Ce matin, j'ai pris le bus de Garmisch-Partenkirchen pour me rendre à Krün, là ou débute le sentier. La température est parfaite. Pas trop chaud, pas trop froid, nuageux par moment. Marcher dans la nature, ça me fait sourire. J'y pense et je ne vois pas d'autres moments où je suis aussi bien. Un pas devant l'autre, je longe l'Isar turquoise avant de la traverser, je croise des vaches au repos dans leurs champs tout verts, et j'entreprends ma montée dont le premier arrêt sera Fischbachalm. La hutte est fermée pour aujourd'hui. Radler en libre-service, je prends la pause sur la terrasse et je continue mon chemin. C'est à partir de là que la vue est devenue vraiment impressionnante et toute dégagée sur la vallée et les montagnes rocheuses du Karwendel. À certains endroits, c'est un petit passage très étroit, pas plus large que mes deux pieds, directement contre la falaise, avec un vide immense en bas. Pas pour les vertigineux, ni les maladroits. Pas de danger qu'on trouve ça au Québec. Il faudrait s'y aventurer avec un guide, un suit de sécurité et signer un paquet de formulaire de décharge de responsabilité. Ici, c'est la nature pure, à tes risques et périls. Je vois au loin le premier refuge de montagne où je passe la nuit, Soiernhaus

La rivière Isar, très basse à la hauteur de Krün. 

Vue sur le massif des Karwendel, en chemin vers Soiernhaus.

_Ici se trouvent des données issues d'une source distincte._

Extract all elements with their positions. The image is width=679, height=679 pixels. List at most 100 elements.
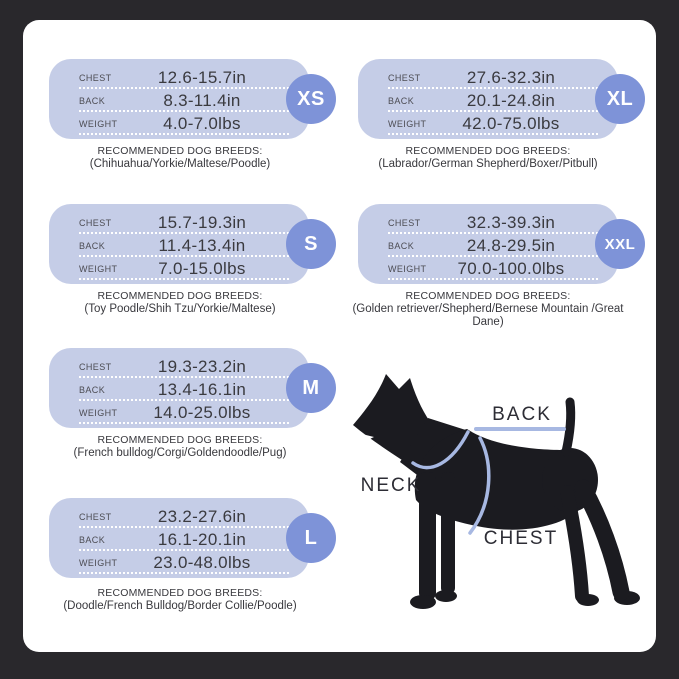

Cette randonnée, je l'ai prévue en refuge de montagne. Quand tu veux accéder à d'aussi hauts sommets, tu ne peux pas vraiment revenir le soir au village. C'est ma première expérience dans ce concept et j'avais lu un peu à ce sujet. À l'origine, ces lieux étaient de simples cabanes de bergers ou maisons de chasse, qui se sont équipées au fil du temps pour recevoir des randonneurs. Ça demeure toutefois très rudimentaire et c'est éloigné de toutes commodités. Mais n'est-ce pas la raison principale pour laquelle on cherche à se retrouver là ? C'est un autre monde, vraiment. Dans les refuges, si le repas n'est pas le même pour tous, il n'y a vraiment qu'un choix très limité et tout le monde mange en même temps, à une heure fixe. Il faut donc arriver avant cette heure si on veut pouvoir se rassasier après une journée épuisante. Il ne manque pas de bière toutefois ! Il y a des toilettes modernes, mais pas de douches, dans la plupart, considérant la localisation éloignée des sources d'eau. Aussi, pas de poubelles. Le randonneur doit repartir avec ses déchets. Pas d'accès facile à des prises électriques pour recharger ses appareils non plus. Ma méga powerbank est donc mon accessoire de prédilection pour pouvoir continuer de prendre des photos, accéder à mes cartes géolocalisées et écouter de la musique. Les cabanes disposent d'espaces pour dormir, la plupart des dortoirs de 10 à 20 personnes. Je suis donc prête à galérer contre les ronfleurs dans le dortoir. À 22h, c'est le couvre-feu pour tous. Pas le temps de faire la fête ici, tout le monde est épuisé de toute façon. La seule chose de plus à traîner, en comparaison avec une randonnée d'une journée, c'est un sac de couchage.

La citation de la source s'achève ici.